After doing research in D.C.
for most of the day and going on a wild goose chase for a book for art history,
I made curried lentils (http://screwfootq.blogspot.com/2011/11/non-thanksgiving-food.html) on Friday night. I didn’t have any
onion, so I sliced and sautéed in sesame oil about 12 cloves of garlic. I was trying to incorporate foodstuffs that
I’ve accumulated in my aunt and uncle’s house since January: frozen Brussels
sprouts, mixed vegetables, and collard greens; organic applesauce; a can of
diced tomatoes; and fresh ginger.
I think it went well. I won’t have to cook next weekend. It could actually use some salt, which is not
something I often remark about food, mine or others’. Probably the tomatoes and applesauce made it
a tad too sweet. I also added too much
water, but since I used French lentils, they needed a little more water to cook
than red lentils (in my experience).
Baby bok choy is surprisingly
reasonable at Whole Foods: $1.69/lb.
Five heads of bok choy came to a little bit less than that.
Considering how quickly I go through greens, I ought to have stocked up.
Considering how quickly I go through greens, I ought to have stocked up.
My mom made lemon squares last
week. She gave me lemons, and I made
vegan and GF ones this week.
Lemon Squares
Modified from Isa Chandra
Moskowitz and Terry Hope Romero’s Vegan
Cookies Invade your Cookie Jar, 141-2.
Crust:
1 1/4 cups brown rice flour
1/2 cup Bob’s Red Mill
All-Purpose Gluten Free Baking Flour
1 teaspoon xanthan gum
2/3 cup powdered sugar
1/4 cup cornstarch (or
arrowroot or tapioca flour)
1/2 cup margarine (I used
Earth Balance coconut spread)
7-9 tablespoons ice water
Filling:
3 tablespoons agar agar flakes
1 1/3 cups water
zest of 2 large lemons
2/3 cup fresh lemon juice
(juice of 2 large lemons)
3 tablespoons tapioca flour
(or arrowroot or cornstarch)
1 1/2 cups granulated sugar
1/8 teaspoon turmeric
1/4 cup nondairy milk (I used vanilla
soy)
1/4 cup powdered sugar to
decorate
Preheat oven to 375 degrees
F. Line a 9*13” baking pan with
parchment paper.
In large saucepan, combine
agar agar and water. Let sit for at
least 15 minutes.
In a large bowl, whisk
together flours, xanthan gum, powdered sugar, and cornstarch. Cut in margarine and then add water by the
tablespoon until mixture forms pea-sized chunks (like piecrust). Press into baking pan along bottom and
slightly up sides in order to hold the filling.

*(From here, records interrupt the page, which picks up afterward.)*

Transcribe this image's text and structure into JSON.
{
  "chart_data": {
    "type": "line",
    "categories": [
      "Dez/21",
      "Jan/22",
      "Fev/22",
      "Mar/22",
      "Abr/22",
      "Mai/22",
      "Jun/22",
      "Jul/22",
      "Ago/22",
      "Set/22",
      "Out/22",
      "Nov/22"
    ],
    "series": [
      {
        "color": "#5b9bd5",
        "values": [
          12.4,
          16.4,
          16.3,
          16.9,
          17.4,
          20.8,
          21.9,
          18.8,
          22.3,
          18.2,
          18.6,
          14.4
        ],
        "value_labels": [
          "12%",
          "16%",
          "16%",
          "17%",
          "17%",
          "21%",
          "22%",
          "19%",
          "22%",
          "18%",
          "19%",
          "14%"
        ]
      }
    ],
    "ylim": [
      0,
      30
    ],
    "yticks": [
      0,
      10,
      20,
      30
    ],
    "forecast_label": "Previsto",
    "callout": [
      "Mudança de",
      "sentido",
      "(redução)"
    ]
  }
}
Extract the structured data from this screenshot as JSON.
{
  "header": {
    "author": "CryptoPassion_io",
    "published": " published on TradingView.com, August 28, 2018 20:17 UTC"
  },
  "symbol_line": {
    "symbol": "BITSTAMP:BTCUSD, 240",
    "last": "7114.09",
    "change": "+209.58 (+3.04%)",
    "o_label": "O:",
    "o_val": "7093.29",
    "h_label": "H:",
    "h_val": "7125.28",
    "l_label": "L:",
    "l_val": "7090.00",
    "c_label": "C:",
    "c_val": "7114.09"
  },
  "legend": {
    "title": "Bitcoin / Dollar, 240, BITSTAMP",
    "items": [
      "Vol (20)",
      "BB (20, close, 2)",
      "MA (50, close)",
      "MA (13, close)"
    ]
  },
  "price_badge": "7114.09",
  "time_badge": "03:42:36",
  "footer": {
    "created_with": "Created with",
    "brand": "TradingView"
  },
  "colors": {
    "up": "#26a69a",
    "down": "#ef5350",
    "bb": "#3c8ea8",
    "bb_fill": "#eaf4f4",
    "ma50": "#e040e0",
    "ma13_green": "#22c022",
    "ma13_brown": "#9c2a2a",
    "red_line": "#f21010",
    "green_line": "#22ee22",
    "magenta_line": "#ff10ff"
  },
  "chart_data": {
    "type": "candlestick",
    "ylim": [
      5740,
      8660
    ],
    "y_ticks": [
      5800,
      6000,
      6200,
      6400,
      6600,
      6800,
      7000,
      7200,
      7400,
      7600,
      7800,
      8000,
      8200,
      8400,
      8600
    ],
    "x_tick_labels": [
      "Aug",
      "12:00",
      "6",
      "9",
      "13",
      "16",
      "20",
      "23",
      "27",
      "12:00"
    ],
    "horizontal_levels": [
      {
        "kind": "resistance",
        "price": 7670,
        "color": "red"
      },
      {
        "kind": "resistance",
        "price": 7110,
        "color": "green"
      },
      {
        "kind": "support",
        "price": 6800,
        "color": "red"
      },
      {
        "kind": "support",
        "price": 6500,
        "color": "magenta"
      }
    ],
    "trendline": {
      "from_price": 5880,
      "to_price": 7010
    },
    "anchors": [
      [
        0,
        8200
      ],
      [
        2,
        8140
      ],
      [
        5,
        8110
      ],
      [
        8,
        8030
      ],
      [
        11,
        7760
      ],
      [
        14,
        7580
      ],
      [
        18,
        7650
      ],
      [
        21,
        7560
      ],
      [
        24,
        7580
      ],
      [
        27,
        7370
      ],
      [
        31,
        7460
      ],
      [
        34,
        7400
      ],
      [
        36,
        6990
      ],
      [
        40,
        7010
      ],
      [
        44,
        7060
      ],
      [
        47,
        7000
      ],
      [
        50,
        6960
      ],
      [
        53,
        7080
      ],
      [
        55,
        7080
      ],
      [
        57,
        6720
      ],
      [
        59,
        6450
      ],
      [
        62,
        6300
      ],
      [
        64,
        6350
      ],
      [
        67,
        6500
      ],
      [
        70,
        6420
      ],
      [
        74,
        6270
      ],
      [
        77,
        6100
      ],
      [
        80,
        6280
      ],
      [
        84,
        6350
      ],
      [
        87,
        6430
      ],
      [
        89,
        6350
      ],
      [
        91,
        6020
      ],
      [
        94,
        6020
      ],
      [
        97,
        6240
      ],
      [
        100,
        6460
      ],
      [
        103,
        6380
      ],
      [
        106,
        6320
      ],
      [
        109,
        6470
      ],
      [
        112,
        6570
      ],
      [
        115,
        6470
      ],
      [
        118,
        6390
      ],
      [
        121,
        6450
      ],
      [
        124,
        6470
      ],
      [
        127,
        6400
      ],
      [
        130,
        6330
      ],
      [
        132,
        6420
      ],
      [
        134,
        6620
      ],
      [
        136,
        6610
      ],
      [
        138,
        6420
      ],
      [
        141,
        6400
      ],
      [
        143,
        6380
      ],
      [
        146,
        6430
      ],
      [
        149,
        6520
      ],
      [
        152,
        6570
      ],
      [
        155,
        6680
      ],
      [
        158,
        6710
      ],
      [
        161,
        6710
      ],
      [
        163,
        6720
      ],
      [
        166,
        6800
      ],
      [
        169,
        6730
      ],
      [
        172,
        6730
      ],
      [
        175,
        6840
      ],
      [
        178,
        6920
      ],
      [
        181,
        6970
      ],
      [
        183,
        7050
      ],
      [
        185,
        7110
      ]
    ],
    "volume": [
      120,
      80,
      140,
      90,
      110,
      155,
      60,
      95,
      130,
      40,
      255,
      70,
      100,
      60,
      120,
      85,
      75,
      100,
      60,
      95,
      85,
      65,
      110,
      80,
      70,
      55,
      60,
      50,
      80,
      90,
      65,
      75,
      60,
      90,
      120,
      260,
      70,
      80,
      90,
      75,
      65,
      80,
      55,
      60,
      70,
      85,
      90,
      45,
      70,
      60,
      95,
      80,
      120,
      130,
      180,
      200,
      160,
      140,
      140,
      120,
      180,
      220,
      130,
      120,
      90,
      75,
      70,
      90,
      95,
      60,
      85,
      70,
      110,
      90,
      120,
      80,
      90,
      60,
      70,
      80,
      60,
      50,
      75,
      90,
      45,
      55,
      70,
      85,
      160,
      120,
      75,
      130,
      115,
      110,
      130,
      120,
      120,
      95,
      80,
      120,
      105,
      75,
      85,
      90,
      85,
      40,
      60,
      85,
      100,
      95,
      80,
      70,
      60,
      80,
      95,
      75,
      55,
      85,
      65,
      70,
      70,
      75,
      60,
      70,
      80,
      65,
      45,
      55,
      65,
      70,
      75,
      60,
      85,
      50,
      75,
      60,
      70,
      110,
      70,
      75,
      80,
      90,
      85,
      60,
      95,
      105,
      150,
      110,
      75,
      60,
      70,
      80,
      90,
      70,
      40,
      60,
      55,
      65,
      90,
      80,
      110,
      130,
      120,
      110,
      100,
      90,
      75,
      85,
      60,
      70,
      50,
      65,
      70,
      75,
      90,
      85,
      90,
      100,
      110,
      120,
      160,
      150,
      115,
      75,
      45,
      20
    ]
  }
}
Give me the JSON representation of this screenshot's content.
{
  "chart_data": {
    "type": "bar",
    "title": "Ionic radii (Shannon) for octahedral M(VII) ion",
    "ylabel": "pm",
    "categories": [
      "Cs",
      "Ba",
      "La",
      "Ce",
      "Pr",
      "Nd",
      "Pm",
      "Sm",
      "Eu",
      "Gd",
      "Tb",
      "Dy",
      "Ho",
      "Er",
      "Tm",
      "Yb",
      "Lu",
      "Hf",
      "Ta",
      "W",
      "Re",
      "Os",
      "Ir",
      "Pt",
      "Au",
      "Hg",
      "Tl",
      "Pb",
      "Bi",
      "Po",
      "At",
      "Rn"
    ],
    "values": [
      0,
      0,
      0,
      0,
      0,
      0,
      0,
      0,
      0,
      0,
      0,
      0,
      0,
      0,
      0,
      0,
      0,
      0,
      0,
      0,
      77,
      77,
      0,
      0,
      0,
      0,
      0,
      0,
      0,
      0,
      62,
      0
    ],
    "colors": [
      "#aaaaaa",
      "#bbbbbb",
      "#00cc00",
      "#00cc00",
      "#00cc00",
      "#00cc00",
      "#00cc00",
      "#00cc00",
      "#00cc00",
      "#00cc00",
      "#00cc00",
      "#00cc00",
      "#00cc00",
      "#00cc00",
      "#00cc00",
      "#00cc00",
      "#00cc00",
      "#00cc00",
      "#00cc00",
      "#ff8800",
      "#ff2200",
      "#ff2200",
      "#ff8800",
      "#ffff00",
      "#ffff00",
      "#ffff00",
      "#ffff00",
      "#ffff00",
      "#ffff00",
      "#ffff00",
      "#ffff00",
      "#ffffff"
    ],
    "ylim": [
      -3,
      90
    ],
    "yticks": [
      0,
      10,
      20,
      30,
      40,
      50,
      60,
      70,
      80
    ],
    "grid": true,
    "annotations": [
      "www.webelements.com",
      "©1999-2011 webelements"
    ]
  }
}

Bake for 25-30 minutes or until golden and the edges have pulled away
from the sides of the pan. Remove from
oven and let cool.
In a large measuring cup,
whisk tapioca in lemon juice. Bring the
soaked agar agar and water to a boil and boil until dissolved, about 3
minutes. Watch that sucker like a hawk
because burned agar agar is a pain to remove, the stuff’s expensive, and,
burned, it smells like bad dishwasher.
Add the granulated sugar and zest and boil until dissolved. Reduce heat to medium, and add the tapioca
mixture, turmeric, and nondairy milk.
Whisking constantly, cook the mixture until it thickens and clings to
the whisk, about 5 minutes. Pour mixture
into crust, let cool for 20 minutes, then refrigerate for at least 3 hours or
until the filling is set.
Notice the overflow. The crust contracted a bit while baking and I
forgot to push the crust up the sides in order to cup the filling. The overflow wasn’t a problem, though, since
the filling gelled and it came out in one piece.